"
"I have kept you here a good while," I said. "After a moment or so drop
your handkerchief, and as I return it to you the letter will be with it.
Or, better, if you choose to trust me, we'll not do that, but as soon as I
get into the house I'll burn it."
"I can trust you," she replied, "but----"
"What; the Baron--when he misses it? O I'll settle that."
She gave a start as though I had shouted.
I thought it a bad sign for the future, and the words that followed seemed
to me worse. "Isn't it my duty," she asked--and her eyes betrayed
unconsciously the desperateness of her desire--"to explain to him myself?"

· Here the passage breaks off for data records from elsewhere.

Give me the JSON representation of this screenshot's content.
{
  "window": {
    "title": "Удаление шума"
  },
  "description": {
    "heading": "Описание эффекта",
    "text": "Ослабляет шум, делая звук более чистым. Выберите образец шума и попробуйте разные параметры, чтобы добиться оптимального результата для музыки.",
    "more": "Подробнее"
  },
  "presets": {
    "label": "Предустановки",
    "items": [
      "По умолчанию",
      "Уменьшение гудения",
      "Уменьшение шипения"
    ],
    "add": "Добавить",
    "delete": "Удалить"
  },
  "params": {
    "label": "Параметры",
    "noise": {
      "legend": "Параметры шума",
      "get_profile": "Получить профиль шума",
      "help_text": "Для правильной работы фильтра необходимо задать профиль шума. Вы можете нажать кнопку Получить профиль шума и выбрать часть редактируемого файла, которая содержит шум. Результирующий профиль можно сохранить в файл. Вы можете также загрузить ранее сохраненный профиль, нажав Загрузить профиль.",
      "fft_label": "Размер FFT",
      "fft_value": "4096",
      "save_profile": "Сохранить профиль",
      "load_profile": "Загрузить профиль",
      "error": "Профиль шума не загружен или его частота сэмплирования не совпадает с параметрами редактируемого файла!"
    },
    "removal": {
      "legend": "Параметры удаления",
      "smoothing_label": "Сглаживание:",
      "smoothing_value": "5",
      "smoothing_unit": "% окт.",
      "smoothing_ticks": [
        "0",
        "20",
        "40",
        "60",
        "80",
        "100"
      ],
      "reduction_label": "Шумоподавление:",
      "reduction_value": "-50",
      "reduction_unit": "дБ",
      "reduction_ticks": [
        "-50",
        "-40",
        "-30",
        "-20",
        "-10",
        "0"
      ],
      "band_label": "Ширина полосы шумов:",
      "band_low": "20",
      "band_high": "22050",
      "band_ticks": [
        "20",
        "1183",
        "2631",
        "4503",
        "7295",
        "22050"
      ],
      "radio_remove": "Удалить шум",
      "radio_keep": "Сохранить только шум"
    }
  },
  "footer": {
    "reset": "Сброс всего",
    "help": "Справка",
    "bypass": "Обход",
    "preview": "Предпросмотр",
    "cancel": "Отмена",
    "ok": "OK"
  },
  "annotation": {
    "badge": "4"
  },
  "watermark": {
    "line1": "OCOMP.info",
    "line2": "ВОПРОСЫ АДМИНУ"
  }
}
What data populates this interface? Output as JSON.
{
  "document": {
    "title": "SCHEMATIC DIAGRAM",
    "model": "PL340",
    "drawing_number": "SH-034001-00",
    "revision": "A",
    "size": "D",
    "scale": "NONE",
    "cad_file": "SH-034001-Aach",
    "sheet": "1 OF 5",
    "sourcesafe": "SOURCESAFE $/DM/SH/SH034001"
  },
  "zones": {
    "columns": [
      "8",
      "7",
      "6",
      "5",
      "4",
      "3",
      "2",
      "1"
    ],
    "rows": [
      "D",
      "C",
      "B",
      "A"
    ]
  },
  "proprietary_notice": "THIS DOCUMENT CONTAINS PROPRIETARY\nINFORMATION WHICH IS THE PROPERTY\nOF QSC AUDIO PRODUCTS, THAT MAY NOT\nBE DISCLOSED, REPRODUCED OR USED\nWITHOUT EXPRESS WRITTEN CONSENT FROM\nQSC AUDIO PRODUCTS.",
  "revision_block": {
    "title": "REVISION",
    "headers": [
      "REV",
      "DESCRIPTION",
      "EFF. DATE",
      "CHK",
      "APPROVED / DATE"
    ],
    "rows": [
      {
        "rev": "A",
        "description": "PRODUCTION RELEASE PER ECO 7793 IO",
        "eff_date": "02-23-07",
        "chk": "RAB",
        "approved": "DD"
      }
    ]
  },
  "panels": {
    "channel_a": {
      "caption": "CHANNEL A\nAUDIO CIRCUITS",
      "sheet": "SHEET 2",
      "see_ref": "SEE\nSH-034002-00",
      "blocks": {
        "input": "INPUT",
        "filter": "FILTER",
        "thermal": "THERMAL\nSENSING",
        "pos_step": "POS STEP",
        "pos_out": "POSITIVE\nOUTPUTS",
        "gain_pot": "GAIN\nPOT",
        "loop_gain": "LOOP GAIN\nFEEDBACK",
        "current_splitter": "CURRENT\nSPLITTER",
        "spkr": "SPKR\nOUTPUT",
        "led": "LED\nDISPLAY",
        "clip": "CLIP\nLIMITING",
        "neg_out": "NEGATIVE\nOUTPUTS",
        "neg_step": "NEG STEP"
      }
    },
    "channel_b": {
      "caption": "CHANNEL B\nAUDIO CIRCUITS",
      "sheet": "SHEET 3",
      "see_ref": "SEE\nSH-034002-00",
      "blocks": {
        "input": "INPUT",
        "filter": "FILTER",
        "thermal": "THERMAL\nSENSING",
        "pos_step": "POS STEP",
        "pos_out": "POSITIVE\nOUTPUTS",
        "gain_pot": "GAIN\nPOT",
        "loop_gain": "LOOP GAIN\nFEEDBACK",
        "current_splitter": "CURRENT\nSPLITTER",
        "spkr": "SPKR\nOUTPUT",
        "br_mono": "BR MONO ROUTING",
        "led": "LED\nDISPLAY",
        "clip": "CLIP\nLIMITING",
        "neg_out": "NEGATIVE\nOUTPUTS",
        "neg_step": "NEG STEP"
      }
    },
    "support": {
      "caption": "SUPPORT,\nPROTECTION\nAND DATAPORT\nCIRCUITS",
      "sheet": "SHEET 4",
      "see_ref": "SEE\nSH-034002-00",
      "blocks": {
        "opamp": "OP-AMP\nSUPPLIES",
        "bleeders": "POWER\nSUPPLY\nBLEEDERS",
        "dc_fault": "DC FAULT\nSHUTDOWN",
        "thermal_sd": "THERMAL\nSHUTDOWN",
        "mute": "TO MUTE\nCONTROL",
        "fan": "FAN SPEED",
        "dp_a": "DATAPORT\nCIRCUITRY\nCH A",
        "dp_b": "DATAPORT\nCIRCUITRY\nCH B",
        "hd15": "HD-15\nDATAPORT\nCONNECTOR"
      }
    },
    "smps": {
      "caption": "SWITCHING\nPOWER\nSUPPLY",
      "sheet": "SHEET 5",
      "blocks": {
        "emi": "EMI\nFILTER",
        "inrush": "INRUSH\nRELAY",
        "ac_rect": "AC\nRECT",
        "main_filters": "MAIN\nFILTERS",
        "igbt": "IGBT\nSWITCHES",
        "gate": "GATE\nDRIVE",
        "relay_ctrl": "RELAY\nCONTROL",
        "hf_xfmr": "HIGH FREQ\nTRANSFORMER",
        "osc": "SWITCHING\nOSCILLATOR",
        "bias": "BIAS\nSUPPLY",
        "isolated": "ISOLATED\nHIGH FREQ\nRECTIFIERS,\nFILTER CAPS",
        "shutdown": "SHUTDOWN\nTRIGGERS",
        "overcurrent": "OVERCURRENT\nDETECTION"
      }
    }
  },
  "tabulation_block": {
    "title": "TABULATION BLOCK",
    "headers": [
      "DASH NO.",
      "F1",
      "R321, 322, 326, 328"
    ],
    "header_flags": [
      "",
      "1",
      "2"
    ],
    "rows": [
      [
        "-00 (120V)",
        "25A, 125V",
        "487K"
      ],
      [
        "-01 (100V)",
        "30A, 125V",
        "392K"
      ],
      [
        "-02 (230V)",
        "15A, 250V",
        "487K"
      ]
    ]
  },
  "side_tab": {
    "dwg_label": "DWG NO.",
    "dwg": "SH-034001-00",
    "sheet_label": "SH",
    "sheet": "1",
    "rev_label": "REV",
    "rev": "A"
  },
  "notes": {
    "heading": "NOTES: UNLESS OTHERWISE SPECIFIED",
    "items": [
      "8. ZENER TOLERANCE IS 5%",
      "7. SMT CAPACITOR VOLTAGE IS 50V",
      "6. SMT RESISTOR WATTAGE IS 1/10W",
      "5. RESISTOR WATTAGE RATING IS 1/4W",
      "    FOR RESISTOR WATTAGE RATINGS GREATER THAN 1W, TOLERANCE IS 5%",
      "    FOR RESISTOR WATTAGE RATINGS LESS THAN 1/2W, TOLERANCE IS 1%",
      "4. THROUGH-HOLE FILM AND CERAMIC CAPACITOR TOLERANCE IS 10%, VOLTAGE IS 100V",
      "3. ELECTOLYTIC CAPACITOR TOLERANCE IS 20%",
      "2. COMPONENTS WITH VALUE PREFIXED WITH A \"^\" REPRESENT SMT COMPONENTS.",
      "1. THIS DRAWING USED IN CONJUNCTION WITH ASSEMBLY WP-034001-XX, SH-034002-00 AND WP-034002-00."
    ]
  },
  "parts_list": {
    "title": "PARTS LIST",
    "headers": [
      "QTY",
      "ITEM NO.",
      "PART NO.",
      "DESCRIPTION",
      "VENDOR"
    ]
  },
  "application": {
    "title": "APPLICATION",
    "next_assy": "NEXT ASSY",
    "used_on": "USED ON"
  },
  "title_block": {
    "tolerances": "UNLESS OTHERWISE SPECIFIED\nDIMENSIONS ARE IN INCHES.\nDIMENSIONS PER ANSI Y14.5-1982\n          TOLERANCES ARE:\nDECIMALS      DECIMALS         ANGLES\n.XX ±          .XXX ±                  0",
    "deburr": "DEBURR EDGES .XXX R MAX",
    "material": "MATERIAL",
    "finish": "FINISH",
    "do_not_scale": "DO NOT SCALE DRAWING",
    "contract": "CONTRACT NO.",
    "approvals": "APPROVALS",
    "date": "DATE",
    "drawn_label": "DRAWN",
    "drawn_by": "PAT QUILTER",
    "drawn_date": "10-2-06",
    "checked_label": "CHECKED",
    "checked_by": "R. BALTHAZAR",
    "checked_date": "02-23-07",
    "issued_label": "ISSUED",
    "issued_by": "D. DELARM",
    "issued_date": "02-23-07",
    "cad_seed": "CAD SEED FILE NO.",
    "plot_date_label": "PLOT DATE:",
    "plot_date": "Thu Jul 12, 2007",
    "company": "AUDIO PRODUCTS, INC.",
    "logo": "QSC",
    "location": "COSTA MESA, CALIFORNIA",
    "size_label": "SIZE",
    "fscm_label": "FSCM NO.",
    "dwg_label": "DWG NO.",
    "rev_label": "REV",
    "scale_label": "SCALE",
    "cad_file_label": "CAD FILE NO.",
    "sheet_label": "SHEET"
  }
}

I answered with a question. "Would that be in the line of retracement,
Mrs. Fontenette?"
"It would!" she responded, with solemn eagerness. "O it would be! It shall
be! I promise you!"
"Mrs. Fontenette," said I, "consider. If his wife"--she flinched; she
could do so now, for the sudden semi-tropical darkness had fallen--"if his
wife-or your husband"--she bit her lip--"knew all--would they think that
your duty? Would it take them an instant to refuse their consent? Would
they not firmly insist that it is your duty never again to see him alone?"
Her only reply was an involuntary moan and a whitening of the face, and
for the first time I saw how deep into her soul the poison had gone.